Oh, I don't think we can blame your experience on the whole of the United States of America. I think you have a rather specific and esoteric example. Really, I would love to see the curriculum and read the goals of the sponsoring institution.

 

[soroban]

Hello, mathxyz!

There is a way to solve this without the Base Change Formula, but it's also pretty messy.
. . If you can't follow it, don't lose any sleep over it, okay?

Solve for x: .log₁₆x + log₄x + log₂x = 7
.

Consider the middle term: . log₄x
. . Let log₄x = a . ---> . 4^a = x

Consider the first term: . log₁₆x = b . ---> . 16^b = x
. . We have: . (4²)^b = x . ---> . 4^2b = x . ---> . log₄x .= .2b .= .2·log₁₆x
We've just shown that the middle term is twice the first term.

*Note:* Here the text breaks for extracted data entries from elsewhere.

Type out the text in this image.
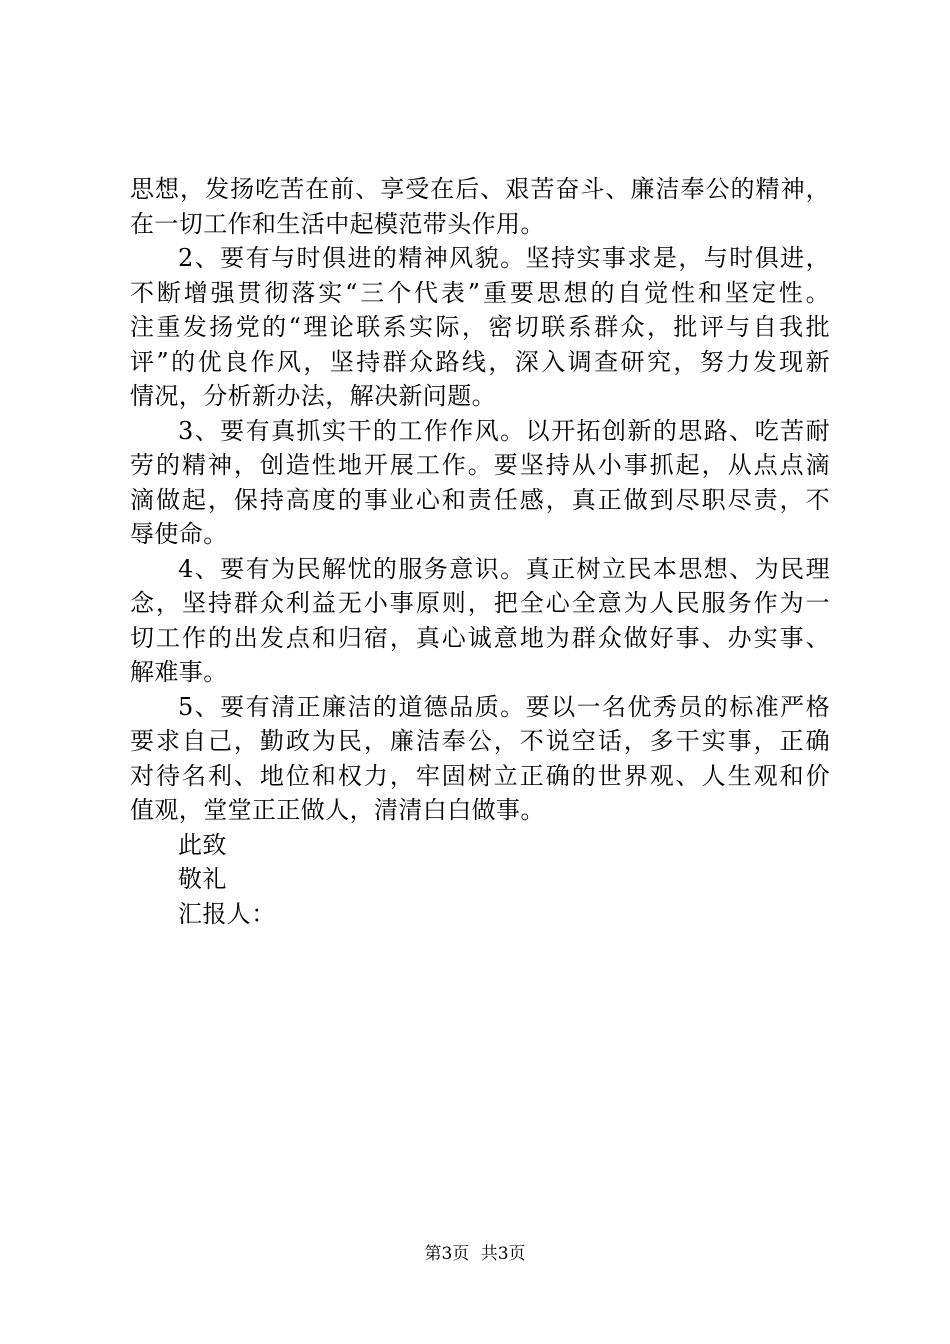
思想，发扬吃苦在前、享受在后、艰苦奋斗、廉洁奉公的精神，
在一切工作和生活中起模范带头作用。
2、要有与时俱进的精神风貌。坚持实事求是，与时俱进，
不断增强贯彻落实“三个代表”重要思想的自觉性和坚定性。
注重发扬党的“理论联系实际，密切联系群众，批评与自我批
评”的优良作风，坚持群众路线，深入调查研究，努力发现新
情况，分析新办法，解决新问题。
3、要有真抓实干的工作作风。以开拓创新的思路、吃苦耐
劳的精神，创造性地开展工作。要坚持从小事抓起，从点点滴
滴做起，保持高度的事业心和责任感，真正做到尽职尽责，不
辱使命。
4、要有为民解忧的服务意识。真正树立民本思想、为民理
念，坚持群众利益无小事原则，把全心全意为人民服务作为一
切工作的出发点和归宿，真心诚意地为群众做好事、办实事、
解难事。
5、要有清正廉洁的道德品质。要以一名优秀员的标准严格
要求自己，勤政为民，廉洁奉公，不说空话，多干实事，正确
对待名利、地位和权力，牢固树立正确的世界观、人生观和价
值观，堂堂正正做人，清清白白做事。
此致
敬礼
汇报人：
第3页 共3页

Consider the last term: . log₂x = c . ---> . 2^c = x

Consider the middle term: . log₄x = a . ---> . 4^a = x
. . We have: . (2^2)^a = x . ---> . 2^2a = x . ---> . log₂x .= .2a .= .2·log₄x
We've just shown that the last term is twice the middle term, or four times the first term.

The equation becomes: . log₁₆x + 2·log₁₆x + 4·log₁₆x . = . 7

And we have: . 7·log₁₆x .= .7

. . . . . . Then: . . . log₁₆x .= .1

. . .Therefore: . . . . . . . x .= .16¹ .= .16